In terms of preparation for the event, the group starts in late August every year.

“Our dance group, the Lady’s Leg Dancers, works on recruiting talent, volunteers, market vendors and sponsors. We perform two or three acts in the show each year so we also get together to rehearse every week from September right up to the show,” said Gilmar. “Our planning meetings are usually separate and occur throughout the months leading up to the show, typically we’ll have 8 to 10 meetings throughout the year and then each of us has our own responsibilities to bring the show together.”

The entire cast gets together for a technical rehearsal two weeks before the shows, and Gilmar says that is their opportunity to work out the sound and lighting kinks, giving everyone a chance to practice on stage.

“The weeks leading up to the show are usually filled with late night meetings, to do lists, finishing up costumes, dance practices and of course our normal lives of working, raising babies and enjoying the powder on our favourite ski hill,” Gilmar said.

Gilmar says that there are “many amazing” things about the event, but the group’s top three highlights are, “bringing many different women together for a fun night in a safe and empowering environment, feeling the positivity that is created when women come together and support each other, and seeing people’s hidden talents and creativity.”

The show is 100 per cent run by volunteers, and Gilmar says it would not be possible without them.

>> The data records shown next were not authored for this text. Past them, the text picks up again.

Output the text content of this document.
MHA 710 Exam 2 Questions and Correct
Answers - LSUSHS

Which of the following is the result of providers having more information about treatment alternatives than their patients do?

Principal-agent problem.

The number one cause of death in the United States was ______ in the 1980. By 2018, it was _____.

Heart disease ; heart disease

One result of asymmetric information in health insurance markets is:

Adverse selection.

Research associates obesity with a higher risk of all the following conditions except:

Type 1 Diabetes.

“We could not put on the show or raise as much money as we do without the support of our local sponsors,” she said. “A huge thank you to this year’s Lilith sponsors: Paper & Cup, Creekside Physiotherapy, Kootenay Life Cycle, Columbia Basin Trust, Overtime Beer Works, Western Financial Group, Meadowsweet Wellness, Wine Works, Zen Mountain Float and Wellness, Ki-Flo, Rachel Langlois (Sunlife Financial).”